Segundo. – Hacerle notar los inconvenientes que podría ocasionar la reunión de ambos sexos en las clases, no obstante, el indisputable derecho que a la instrucción tiene la mujer, del que puede usar, estudiando privadamente y dando a sus estudios validez académica por los medios marcados en la legislación vigente.
Lo que digo a V.S. para su conocimiento y efectos consiguientes. Dios guarde a V.S. muchos años. Madrid 2 de setiembre de 1871.- El director general, Antonio Ferrer del Río.
Este hecho, tan inusual y que sentaba jurisprudencia, tuvo amplio eco en la prensa de la época, como el Diario de Badajoz, a pesar de que María Elena Maseras se examinó en Barcelona[iii]:
En Barcelona, acaba de recibir el grado de bachiller en artes, después de unos brillantes exámenes, la señorita doña María Elena Maseras y Ribera, siendo, según dice un colega de aquella ciudad, la primera (mujer) que en España ha recibido dicho grado.
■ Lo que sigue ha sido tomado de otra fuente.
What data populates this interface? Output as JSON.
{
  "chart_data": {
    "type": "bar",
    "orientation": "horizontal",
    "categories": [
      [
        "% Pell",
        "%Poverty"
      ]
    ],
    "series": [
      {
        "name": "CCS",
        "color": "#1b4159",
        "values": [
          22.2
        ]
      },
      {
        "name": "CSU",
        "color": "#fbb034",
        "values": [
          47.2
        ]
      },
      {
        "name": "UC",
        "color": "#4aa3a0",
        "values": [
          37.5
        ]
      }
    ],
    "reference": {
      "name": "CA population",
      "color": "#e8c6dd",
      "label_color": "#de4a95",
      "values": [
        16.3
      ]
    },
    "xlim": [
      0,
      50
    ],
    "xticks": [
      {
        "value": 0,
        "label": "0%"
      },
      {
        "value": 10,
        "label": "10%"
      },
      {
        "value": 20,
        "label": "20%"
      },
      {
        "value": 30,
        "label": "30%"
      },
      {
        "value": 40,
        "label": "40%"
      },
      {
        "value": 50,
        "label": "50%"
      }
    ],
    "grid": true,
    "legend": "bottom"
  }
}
Se propone cursar la carrera de medicina.
Una vez dado este paso, el Ministerio se encontró con un gran problema, porque se fue incrementando el número de mujeres pertenecientes a familias pudientes que también obtuvieron el nivel académico para acceder a la Universidad.
Los rectores y claustros universitarios se dividieron. Algunos más progresistas entendieron que se las podía dar esa posibilidad tomando medidas de control para separarlas de la masa masculina en las clases. Otros, por el contrario, se oponían, como el profesor Pelegrín en su discurso de apertura de la Universidad de Valencia en 1883[iv] :
Al insistir en la conveniencia de la instrucción de la mujer (…) no pido para la mujer una instrucción superior académica, parecida a la del hombre, pero si una educación elemental sólida que la prepare al ejercicio de los grandes deberes que la sociedad y la naturaleza la imponen, ya como madre en la educación de sus hijos, ya como inseparable compañera del hombre.
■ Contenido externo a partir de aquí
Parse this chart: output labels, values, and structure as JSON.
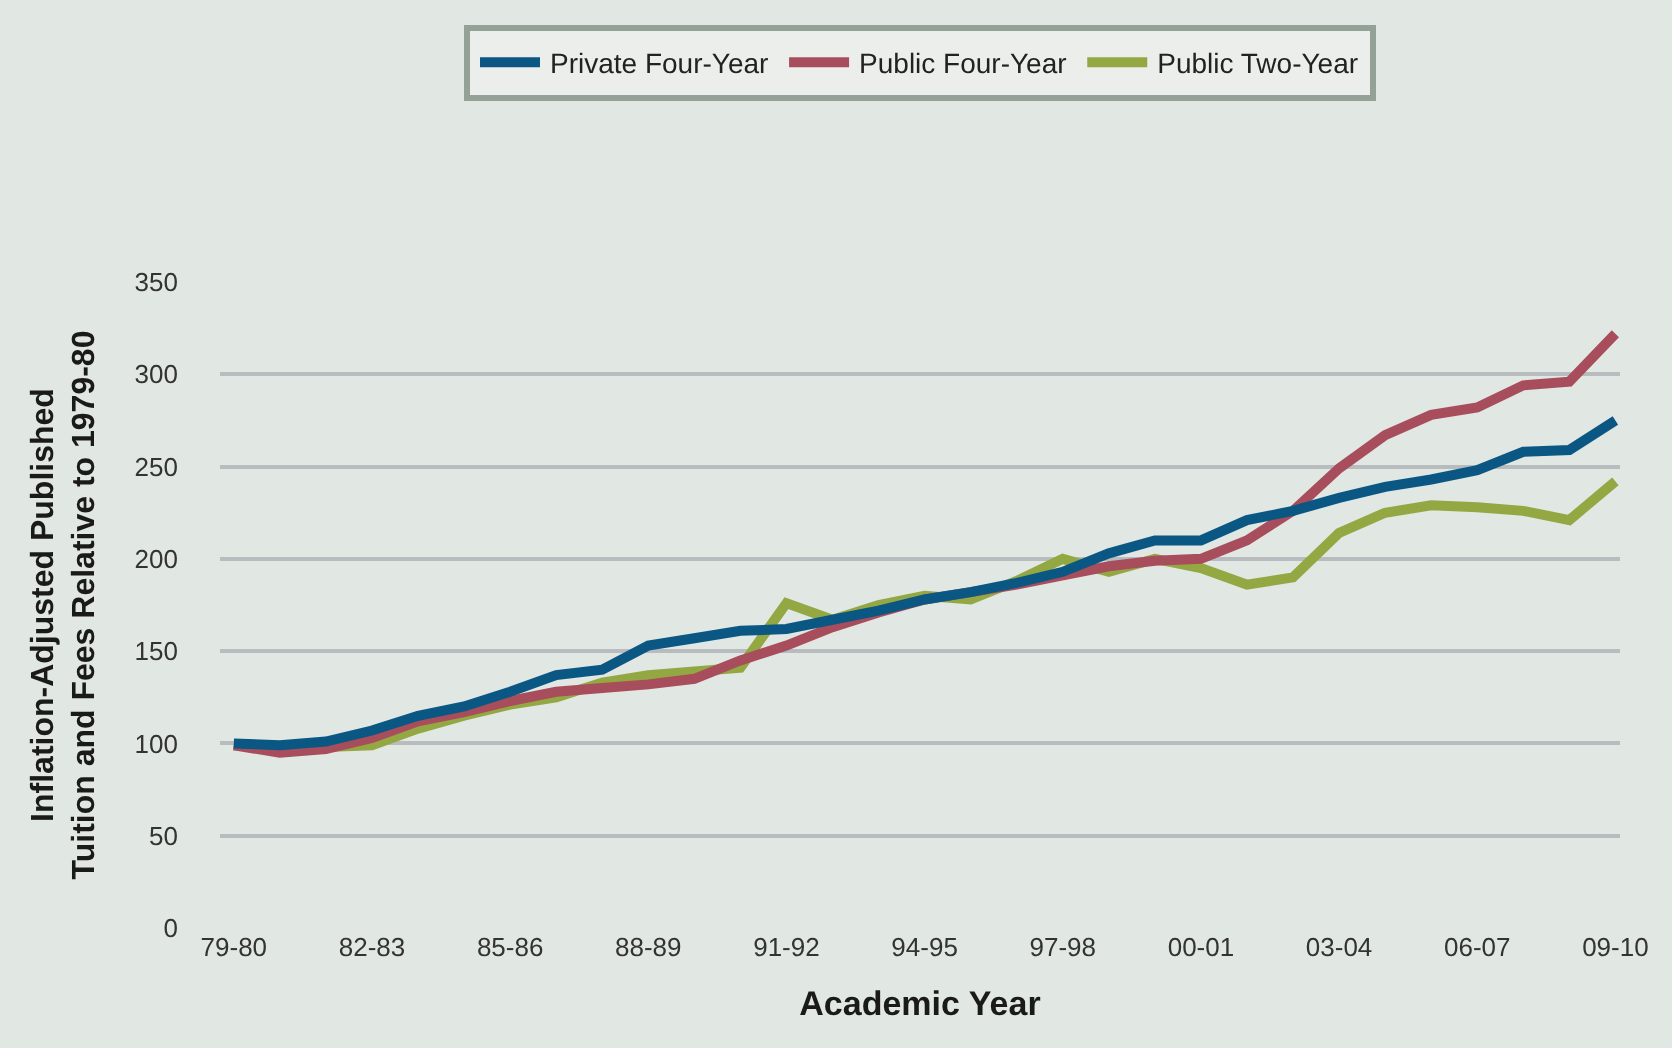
{
  "chart_data": {
    "type": "line",
    "xlabel": "Academic Year",
    "ylabel": "Inflation-Adjusted Published\nTuition and Fees Relative to 1979-80",
    "categories": [
      "79-80",
      null,
      null,
      "82-83",
      null,
      null,
      "85-86",
      null,
      null,
      "88-89",
      null,
      null,
      "91-92",
      null,
      null,
      "94-95",
      null,
      null,
      "97-98",
      null,
      null,
      "00-01",
      null,
      null,
      "03-04",
      null,
      null,
      "06-07",
      null,
      null,
      "09-10"
    ],
    "series": [
      {
        "name": "Private Four-Year",
        "color": "#0b5784",
        "values": [
          100,
          99,
          101,
          107,
          115,
          120,
          128,
          137,
          140,
          153,
          157,
          161,
          162,
          167,
          172,
          178,
          182,
          187,
          193,
          203,
          210,
          210,
          221,
          226,
          233,
          239,
          243,
          248,
          258,
          259,
          275
        ]
      },
      {
        "name": "Public Four-Year",
        "color": "#a84d5c",
        "values": [
          99,
          95,
          97,
          103,
          112,
          117,
          123,
          128,
          130,
          132,
          135,
          145,
          153,
          163,
          171,
          178,
          182,
          186,
          191,
          196,
          199,
          200,
          210,
          226,
          249,
          267,
          278,
          282,
          294,
          296,
          322
        ]
      },
      {
        "name": "Public Two-Year",
        "color": "#93a843",
        "values": [
          99,
          97,
          98,
          99,
          108,
          115,
          121,
          125,
          133,
          137,
          139,
          141,
          176,
          167,
          175,
          180,
          178,
          188,
          200,
          193,
          200,
          195,
          186,
          190,
          214,
          225,
          229,
          228,
          226,
          221,
          242
        ]
      }
    ],
    "ylim": [
      0,
      350
    ],
    "yticks": [
      0,
      50,
      100,
      150,
      200,
      250,
      300,
      350
    ],
    "grid": "y",
    "legend": "top",
    "marker": "none",
    "line_style": "solid"
  }
}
Sin embargo, se fueron imponiendo los partidarios de la integración de las mujeres en la Universidad y, con autorización expresa de los respectivos rectores, a partir de 1873 fueron admitidas en las aulas de las universidades de Barcelona, Valencia, Valladolid, Madrid, Salamanca, Sevilla, Granada, Santiago y Zaragoza.
Estas mujeres no lo tenían fácil. Su día a día en la Universidad pasaba por presentarse en la sala de profesores antes de comenzar cada una de las clases. Allí eran autorizadas y recogidas por el profesor de la materia, con quien accedían a clase y les indicaba donde sentarse, debidamente separada de sus compañeros. Al finalizar, se producía el mismo procedimiento, pero en sentido contrario, volviendo la estudiante a la sala de profesores para esperar a ser conducida a la siguiente clase.
Es importante mencionar y poner rostro a las tres primeras que se licenciaron, concretamente en la facultad de medicina[v]:
María Elena Maseras y Rivera. Comenzó sus estudios de medicina en 1872 y finalizó en 1878. No llegó a realizar el doctorado ni ejerció como médico, dedicándose a la enseñanza como maestra. Esto fue debido a que tardaron tanto tiempo en reconocer su titulación que, para ocuparse en algo, decidió estudiar magisterio, aprobando estos estudios y comenzando a trabajar. Se encontraba dando clases de Educación Primaria cuando le llegó el título de médico, pero ya no quiso ejercerlo y continuó como maestra.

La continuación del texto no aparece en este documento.